All models are equipped with a single CD/audio system, four speakers, steering wheel mounted audio controls and auxiliary jack with MP3/WMA/AAC playback capability. In addition, some models are fitted with a USB port, located in the centre arm rest/storage box which enables fifth generation or later iPods (including Nanos), plus a variety of other digital audio players, to be played through the Insight's main audio system. MP3 players docked via the USB port can also be controlled using the steering wheel mounted audio controls and depending on type, will charge once connected.
The voice-activated satellite navigation system is a touch-screen unit utilising a fully updateable DVD for all data. The Honda navigation features 11 text languages, including: English, German, Italian, French, Spanish, Portuguese, Dutch, Danish, Swedish, Norwegian and Suomi. Five of these, English, German, Italian, French and Spanish can be used for voice activation and spoken guidance instructions. The Honda Insight's system allows the user to find a wide range of places of interest, including restaurants, petrol stations, airports and Honda service centres. The majority of points of interest include phone numbers where appropriate for added convenience. Where it is available, the Honda navigation system works with traffic information to alert customers to potential delays and navigate a route round them.
Hands-Free Telephone (HFT)
ES grades will also be equipped with Hands Free Telephone (HFT) kit, which uses Bluetooth technology to allow mobile phone calls to be made safely on the move.
A series of speakers and microphones installed in the car can connect to any Bluetooth-enabled communications device, even in a bag or briefcase.
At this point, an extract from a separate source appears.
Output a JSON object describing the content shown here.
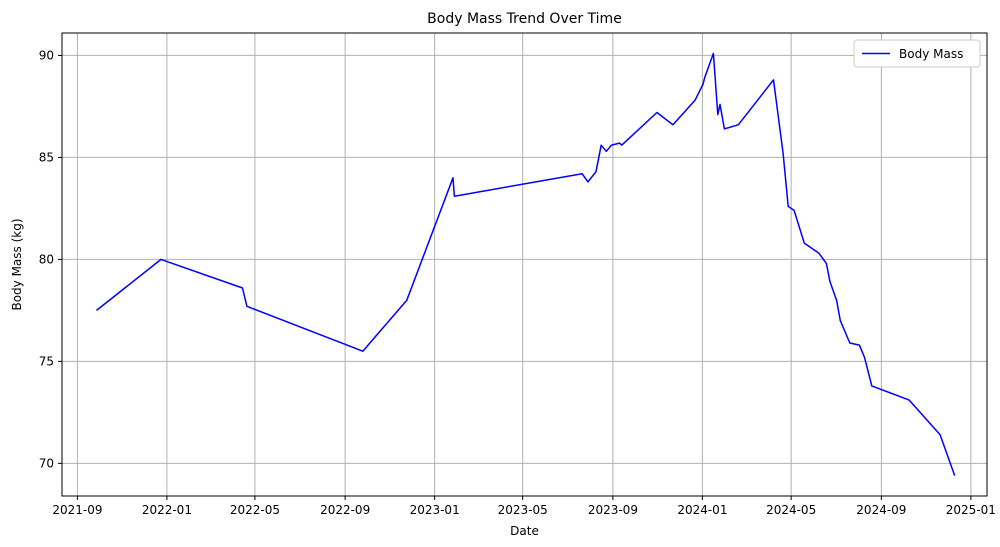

The HFT system allows the driver to automatically transfer a call onto the HFT once the ignition has been turned to the ACC position. The user can also utilise the phone's keypad to make calls as well as storing up to 50 names with a speed-dial number. More importantly all numbers can be accessed by HFT.
Thanks to the satellite navigation, it is also possible to import the phone books of up to six separate mobiles via the Interface Dial, up to 1000 names with a potential of 10,000 numbers. Once imported, numbers are accessed by selecting 'search imported phonebook' on the screen, followed by a keyword search or by listing all records.